Clinical Implications

This study supports a nuanced approach to managing hypotension. In stable infants showing signs of adequate perfusion, the immediate use of dopamine can be safely deferred. The results emphasise the importance of evaluating systemic status (e.g., capillary refill, lactate, urine output) rather than focusing on an isolated BP value (8). However, the lower survival rate without impairment in the placebo group suggests that some infants might benefit from early inotropic support, indicating that a purely restrictive approach could be inadequate in specific cases.

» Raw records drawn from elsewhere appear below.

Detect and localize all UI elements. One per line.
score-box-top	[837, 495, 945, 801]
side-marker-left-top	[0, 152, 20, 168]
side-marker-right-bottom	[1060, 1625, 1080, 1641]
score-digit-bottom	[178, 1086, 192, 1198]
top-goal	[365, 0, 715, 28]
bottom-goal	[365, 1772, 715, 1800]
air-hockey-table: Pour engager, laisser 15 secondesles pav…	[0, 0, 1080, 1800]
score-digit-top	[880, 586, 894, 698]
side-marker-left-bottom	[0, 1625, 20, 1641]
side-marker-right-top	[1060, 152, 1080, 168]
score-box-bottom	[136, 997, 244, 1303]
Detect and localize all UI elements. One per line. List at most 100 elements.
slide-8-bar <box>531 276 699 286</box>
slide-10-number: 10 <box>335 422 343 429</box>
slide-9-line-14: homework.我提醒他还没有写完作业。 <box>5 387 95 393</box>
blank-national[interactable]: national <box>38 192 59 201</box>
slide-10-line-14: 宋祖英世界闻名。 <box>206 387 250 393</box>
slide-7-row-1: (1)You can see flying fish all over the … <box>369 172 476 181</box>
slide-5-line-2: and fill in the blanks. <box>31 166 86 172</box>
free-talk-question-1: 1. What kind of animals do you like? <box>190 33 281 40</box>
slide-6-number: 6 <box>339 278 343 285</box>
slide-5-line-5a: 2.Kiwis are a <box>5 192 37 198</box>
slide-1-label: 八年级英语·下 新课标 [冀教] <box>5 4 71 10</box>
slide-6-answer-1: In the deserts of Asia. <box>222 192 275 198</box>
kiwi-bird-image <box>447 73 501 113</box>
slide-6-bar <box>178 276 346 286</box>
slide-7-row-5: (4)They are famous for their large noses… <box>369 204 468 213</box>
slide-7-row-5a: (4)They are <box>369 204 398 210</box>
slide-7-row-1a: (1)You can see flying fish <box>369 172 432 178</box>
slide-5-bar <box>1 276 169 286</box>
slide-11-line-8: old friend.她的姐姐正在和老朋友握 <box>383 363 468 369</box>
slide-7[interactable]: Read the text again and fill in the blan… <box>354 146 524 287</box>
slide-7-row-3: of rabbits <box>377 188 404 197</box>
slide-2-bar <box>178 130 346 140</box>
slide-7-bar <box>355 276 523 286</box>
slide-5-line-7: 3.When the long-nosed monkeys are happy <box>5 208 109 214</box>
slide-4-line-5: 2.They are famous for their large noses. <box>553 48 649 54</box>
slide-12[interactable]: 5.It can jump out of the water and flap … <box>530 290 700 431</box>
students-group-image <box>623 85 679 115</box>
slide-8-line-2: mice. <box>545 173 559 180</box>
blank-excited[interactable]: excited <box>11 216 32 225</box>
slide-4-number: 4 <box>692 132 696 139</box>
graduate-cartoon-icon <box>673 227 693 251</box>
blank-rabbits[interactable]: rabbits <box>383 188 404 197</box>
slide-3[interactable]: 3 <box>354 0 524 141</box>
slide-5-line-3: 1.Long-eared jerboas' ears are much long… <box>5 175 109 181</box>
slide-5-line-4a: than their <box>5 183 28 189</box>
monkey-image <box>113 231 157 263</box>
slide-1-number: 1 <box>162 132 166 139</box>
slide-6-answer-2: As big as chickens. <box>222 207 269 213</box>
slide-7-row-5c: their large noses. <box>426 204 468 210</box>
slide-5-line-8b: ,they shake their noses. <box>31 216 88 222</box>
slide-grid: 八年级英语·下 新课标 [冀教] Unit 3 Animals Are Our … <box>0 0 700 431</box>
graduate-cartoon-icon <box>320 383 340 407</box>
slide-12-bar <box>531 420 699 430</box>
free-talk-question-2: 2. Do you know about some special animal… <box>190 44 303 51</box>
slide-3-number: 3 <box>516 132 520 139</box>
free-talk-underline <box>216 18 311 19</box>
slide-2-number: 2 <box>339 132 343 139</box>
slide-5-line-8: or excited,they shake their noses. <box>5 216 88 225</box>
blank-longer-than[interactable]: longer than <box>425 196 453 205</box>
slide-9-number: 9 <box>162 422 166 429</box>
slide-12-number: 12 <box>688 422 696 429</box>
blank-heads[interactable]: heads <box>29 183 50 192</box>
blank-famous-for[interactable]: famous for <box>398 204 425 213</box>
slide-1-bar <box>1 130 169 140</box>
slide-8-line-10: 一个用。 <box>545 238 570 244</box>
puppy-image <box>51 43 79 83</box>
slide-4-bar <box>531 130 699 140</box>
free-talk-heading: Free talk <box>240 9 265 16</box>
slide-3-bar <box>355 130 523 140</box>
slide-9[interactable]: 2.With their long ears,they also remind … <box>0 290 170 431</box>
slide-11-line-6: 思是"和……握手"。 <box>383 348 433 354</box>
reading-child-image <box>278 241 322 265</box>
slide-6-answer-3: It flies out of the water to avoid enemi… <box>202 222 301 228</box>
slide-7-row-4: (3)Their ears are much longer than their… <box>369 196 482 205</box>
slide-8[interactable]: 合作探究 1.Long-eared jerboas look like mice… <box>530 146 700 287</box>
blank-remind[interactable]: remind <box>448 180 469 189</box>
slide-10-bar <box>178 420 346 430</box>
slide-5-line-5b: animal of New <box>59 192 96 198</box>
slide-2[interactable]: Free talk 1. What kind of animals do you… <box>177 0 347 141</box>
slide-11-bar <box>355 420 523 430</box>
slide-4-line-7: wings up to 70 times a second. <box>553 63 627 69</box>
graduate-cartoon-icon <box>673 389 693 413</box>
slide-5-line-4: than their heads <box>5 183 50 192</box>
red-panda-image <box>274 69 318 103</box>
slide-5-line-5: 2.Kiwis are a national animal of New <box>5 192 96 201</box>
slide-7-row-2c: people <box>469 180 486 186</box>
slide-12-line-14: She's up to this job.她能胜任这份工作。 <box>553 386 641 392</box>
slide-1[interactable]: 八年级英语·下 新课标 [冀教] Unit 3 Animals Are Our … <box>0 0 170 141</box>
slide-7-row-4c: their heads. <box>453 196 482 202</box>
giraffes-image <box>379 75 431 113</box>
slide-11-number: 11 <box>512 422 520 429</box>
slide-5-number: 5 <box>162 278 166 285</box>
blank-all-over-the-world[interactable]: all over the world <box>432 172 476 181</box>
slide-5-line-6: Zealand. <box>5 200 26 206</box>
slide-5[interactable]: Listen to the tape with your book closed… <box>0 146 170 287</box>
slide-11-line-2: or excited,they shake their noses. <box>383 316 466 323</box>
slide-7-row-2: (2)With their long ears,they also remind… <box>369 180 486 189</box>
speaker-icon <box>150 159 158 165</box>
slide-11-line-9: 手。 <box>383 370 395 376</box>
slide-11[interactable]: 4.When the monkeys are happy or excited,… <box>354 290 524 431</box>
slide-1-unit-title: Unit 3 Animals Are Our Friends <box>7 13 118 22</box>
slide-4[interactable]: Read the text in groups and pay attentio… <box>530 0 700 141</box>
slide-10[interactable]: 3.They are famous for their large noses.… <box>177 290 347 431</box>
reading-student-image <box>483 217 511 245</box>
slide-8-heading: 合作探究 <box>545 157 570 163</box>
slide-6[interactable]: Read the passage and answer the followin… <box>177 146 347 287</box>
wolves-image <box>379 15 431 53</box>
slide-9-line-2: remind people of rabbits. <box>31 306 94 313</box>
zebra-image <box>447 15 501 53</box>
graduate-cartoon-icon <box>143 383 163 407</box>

The observed growth impairment also requires clinical attention. Practitioners should consider monitoring both growth and endocrine function in infants exposed to dopamine. If future research confirms this effect, it could influence vasopressor choice and treatment thresholds.

 Conclusion

The HIP trial follow-up underscores the complexity of managing hypotension in extremely preterm infants. While it does not provide definitive answers, it raises significant questions about long-term outcomes and emphasises the necessity for individualised care. Until larger trials offer clearer guidance, clinicians must carefully evaluate the potential benefits and risks of dopamine in the early neonatal period."